1. The present study evaluated the safety and efficacy of two dosages of SC 48,274 (1 mg and 25 mg) as compared to placebo in subjects with Generalized Anxiety Disorder (GAD). 2. This was a randomized, double-blind, placebo-controlled, parallel-group study which was part of one of three large multicenter trials which evaluated a total of 5 doses of SC 48,274 (.25, 1, 5, 25, and 100 mg bid). Following a 7-day placebo baseline period, patients entered 4 weeks of double-blind treatment and a 7-day placebo follow-up period. 3. Efficacy was assessed weekly throughout the study with the Hamilton Anxiety Rating Scale (HAM-A), and Clinical Global Impression (CGI), and at treatment endpoint with the Covi Anxiety Scale, Raskin Depression Scale and Hamilton Depression Rating Scale (HAM-D).

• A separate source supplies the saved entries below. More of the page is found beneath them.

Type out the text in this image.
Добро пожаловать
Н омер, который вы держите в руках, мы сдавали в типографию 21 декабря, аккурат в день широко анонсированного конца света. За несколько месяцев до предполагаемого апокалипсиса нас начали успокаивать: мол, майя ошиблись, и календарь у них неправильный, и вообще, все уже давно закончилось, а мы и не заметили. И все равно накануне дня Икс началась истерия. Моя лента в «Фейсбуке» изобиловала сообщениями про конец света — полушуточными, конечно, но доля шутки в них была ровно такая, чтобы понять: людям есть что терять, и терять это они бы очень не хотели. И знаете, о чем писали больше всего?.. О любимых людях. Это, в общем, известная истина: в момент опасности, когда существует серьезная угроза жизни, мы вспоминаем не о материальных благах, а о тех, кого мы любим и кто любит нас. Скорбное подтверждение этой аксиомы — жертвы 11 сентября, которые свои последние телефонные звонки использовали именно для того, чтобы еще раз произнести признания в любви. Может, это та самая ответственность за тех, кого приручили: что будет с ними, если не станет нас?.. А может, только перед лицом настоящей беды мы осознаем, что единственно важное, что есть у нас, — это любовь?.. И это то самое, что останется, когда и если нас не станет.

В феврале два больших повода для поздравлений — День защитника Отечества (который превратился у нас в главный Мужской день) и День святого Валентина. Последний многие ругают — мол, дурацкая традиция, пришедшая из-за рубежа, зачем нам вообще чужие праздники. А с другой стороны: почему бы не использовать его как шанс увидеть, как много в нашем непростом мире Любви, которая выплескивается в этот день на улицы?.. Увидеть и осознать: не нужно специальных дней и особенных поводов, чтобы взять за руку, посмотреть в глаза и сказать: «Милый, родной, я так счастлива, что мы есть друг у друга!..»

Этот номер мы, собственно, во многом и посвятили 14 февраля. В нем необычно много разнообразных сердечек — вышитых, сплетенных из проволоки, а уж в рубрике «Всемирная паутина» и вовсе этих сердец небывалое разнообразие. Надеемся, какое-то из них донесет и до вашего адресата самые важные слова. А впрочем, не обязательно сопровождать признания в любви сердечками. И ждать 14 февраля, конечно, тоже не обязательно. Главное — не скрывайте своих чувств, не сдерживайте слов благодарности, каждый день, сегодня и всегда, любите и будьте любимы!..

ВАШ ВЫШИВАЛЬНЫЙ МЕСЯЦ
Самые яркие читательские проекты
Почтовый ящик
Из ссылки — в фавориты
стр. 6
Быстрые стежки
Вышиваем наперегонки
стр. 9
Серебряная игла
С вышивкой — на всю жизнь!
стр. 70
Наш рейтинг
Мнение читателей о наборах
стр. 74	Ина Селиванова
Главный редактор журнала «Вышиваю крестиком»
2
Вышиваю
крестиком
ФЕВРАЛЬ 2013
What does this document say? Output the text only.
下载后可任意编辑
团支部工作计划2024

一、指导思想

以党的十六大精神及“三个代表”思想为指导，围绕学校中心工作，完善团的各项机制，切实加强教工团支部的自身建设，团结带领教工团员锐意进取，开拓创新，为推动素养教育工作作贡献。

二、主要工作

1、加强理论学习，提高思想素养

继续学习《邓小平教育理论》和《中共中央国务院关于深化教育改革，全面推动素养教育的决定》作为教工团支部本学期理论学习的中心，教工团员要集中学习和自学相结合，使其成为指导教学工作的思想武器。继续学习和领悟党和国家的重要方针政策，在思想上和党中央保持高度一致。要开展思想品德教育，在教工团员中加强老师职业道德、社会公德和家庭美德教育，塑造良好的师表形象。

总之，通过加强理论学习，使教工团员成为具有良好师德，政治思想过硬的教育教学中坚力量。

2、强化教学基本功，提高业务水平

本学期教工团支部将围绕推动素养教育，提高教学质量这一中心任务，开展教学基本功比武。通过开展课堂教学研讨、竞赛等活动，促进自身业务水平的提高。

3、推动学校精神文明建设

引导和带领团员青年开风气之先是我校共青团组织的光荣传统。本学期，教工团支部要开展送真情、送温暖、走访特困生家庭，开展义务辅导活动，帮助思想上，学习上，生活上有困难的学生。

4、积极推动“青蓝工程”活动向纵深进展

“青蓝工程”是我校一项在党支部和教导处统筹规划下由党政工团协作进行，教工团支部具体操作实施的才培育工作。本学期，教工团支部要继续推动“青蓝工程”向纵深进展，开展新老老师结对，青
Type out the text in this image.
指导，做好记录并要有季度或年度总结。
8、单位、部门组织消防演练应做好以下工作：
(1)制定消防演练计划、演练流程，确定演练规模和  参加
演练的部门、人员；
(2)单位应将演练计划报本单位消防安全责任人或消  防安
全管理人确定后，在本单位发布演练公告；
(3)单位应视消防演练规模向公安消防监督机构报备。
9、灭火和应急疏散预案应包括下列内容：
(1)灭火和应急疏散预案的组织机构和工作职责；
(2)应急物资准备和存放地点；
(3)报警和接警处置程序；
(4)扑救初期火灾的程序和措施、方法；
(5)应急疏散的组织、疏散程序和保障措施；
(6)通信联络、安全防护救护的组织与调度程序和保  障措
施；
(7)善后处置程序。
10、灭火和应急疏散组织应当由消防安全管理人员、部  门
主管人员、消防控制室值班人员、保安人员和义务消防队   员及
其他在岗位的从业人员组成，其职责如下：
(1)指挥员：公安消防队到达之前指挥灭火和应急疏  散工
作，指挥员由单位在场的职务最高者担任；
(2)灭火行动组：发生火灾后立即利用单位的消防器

A diagnosis of GAD according to DSM-III-R criteria (with the exception that a GAD minimum duration of 3 months was allowed), a HAM-A score greater-than-or-equal-to 20 (anxious mood and tension items greater-than-or-equal-to 2), HAM-D less than HAM-A, Covi Anxiety Score greater-than-or-equal-to 8, Raskin Depression Scale less than the Covi Anxiety, and age of 18 to 65 years were necessary for inclusion in the study. 4. Patients received one of two dosages of SC 48,274, either 1 mg (n = 28), 25 mg (n = 9), or placebo (n = 28) bid, during the 4-week randomized portion of the trial. 5. Mean changes from baseline in HAM-A scores for the 1 mg, 25 mg, and placebo groups after 4 weeks treatment were -5.1, -4.2, and -1.9, respectively. Changes were significant for the 1 mg group vs. placebo (F = 8.93, p = 0.004), but not for the 25 mg group (F = 2.26, p = 0.138). 6. CGI severity of illness scores were also significant for the 1 mg group versus placebo at the end of treatment (X2 = 3.8, p = 0.05), but not for the 25mg group (X2 = 0.90, p = 0.343). Neither group showed significant CGI improvement scores by end of treatment. 7. The most frequent adverse events associated with the study drug (n = 37) were headache (n = 7), nausea (n = 3), palpitations (n = 4) and chest pains (n = 2). There was, however, no apparent pattern of adverse events distinguishing SC 48,274 from placebo.